Gizli anayasa görüşmeleri iddiasını ise sert sözlerle eleştiren Bahçeli şunları söyledi: “13 Ocak 2018 ile 7 Mayıs 2018 tarihleri arasında hazırlanmış mezkur anayasa değişikliği çerçeve metni için kurulan veya kurdurulan masaya kimler oturdu? O oturmadı, bu oturmadı, şunun haberi olmadı ise sokağa bırakılan ihanet metnini kim yazdı, kim hazırladı, kimler müzakere etti? Türklüğü, Türk milletini, Atatürk'ü, Türkçe'yi Anayasa'dan çıkarma tekliflerini, vatandaşlık tanımının değiştirilmesini, federal yönetim hedefini, ana dilde eğitim niyetini kim izah edecek? Bu melanetin açıklaması nasıl yapılacak? Kemal Kılıçdaroğlu hayreti mayreti bıraksın, haysiyetle itiraf etsin. 2 Haziran 2018'de, bir gazetede çıkan açıklamasında 'Millet ittifakı olarak çalışma yaptık.

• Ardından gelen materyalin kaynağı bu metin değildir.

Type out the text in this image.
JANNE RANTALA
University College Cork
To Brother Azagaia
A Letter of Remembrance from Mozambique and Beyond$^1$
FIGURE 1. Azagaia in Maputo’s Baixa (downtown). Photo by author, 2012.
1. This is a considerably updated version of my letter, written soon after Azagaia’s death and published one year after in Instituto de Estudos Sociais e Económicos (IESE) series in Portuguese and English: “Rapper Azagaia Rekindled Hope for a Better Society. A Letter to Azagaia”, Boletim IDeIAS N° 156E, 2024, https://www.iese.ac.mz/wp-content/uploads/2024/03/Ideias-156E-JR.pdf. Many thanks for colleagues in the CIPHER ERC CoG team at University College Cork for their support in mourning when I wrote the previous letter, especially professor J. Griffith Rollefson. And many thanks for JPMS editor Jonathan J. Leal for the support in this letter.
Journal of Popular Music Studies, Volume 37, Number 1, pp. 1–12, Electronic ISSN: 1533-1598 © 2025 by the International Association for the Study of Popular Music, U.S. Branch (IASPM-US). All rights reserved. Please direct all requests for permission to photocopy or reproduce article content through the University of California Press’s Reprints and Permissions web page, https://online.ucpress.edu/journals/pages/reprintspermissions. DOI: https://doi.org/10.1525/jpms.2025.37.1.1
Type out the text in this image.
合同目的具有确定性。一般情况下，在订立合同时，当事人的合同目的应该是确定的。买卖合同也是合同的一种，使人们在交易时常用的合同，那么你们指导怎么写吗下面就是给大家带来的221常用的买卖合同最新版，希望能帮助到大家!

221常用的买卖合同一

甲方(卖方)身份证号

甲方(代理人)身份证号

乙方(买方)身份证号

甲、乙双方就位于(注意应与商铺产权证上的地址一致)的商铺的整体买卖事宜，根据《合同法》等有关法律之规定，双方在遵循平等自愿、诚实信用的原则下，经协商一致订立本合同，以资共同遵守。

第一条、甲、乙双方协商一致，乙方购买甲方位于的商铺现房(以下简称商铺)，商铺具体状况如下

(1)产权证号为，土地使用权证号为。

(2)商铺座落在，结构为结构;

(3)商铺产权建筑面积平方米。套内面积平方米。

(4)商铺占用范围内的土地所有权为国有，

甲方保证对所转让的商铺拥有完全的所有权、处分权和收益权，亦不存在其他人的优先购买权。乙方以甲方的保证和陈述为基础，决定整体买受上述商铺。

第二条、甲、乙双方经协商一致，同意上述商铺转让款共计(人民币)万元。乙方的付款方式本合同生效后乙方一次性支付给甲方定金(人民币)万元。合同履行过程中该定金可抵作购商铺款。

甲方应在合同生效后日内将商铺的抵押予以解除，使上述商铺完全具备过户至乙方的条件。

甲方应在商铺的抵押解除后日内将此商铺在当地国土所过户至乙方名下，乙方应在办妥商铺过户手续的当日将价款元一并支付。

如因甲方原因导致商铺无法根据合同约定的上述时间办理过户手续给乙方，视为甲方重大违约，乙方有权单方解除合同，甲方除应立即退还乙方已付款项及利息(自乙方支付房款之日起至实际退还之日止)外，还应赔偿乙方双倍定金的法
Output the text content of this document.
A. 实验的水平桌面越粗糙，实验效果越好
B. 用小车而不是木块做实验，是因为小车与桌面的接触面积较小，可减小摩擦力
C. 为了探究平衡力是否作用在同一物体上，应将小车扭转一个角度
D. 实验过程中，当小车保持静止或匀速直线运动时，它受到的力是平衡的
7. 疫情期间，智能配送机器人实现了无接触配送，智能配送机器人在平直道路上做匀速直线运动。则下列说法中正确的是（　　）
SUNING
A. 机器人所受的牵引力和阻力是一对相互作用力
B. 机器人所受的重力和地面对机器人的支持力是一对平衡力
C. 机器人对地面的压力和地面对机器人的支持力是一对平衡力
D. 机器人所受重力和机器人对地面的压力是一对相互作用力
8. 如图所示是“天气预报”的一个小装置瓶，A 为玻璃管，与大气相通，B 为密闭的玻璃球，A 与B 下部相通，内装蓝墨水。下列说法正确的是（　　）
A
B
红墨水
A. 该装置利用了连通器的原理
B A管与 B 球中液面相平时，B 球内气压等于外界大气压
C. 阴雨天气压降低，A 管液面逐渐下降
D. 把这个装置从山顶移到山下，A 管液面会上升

Başında İbrahim Kaboğlu vardı. Aşağı yukarı bir mutabakat metni şu an elimizde' dedi mi, demedi mi? 21 Haziran 2018'de, bir televizyon kanalında 'Dört partinin anayasa değişikliğinde ilkeler üzerinde anlaşma metin hazırlandı' dedi mi, demedi mi? Bu yalancılık karşısında asıl hayrete düşen milletimizdir. Bu yalan makinesi öyle çalışmıştır ki ne fren tutmuş ne dur durak bilmiştir."

"Türklüğü anayasadan çıkaracak bir kokuşmuş henüz anasından doğmamıştır" diyen Devlet Bahçeli, "Hadi doğdu varsayalım, o zaman geldiği gibi gitmesi de bizim için şerefli bir vatan vazifesidir. Türkiye'yi bölünmeye götürecek bir anayasanın varlığı kabus dolu bir hayaldir. Hodri meydan, her kim aksi yönde hain bir mücadelenin içinde olacaksa, önce bizim bedenlerimizi çiğnemek ve toprağa gömmek durumundadır. Anayasa'nın ilk üç maddesiyle koruyucu zırhı olan dördüncü maddesi kırmızı çizgimizdir. Çizgisi olmayan, siyasetleri çizilmiş ve üzerine çarpı koyulmuş FETÖ ve PKK lobisinin ateşle oynadığını hatırlatmak bizim boynumuzun borcudur. Oyunlarının eninde sonunda bozulacağını çapsız ve çürük kafalarından asla çıkarmasınlar." değerlendirmesini yaptı.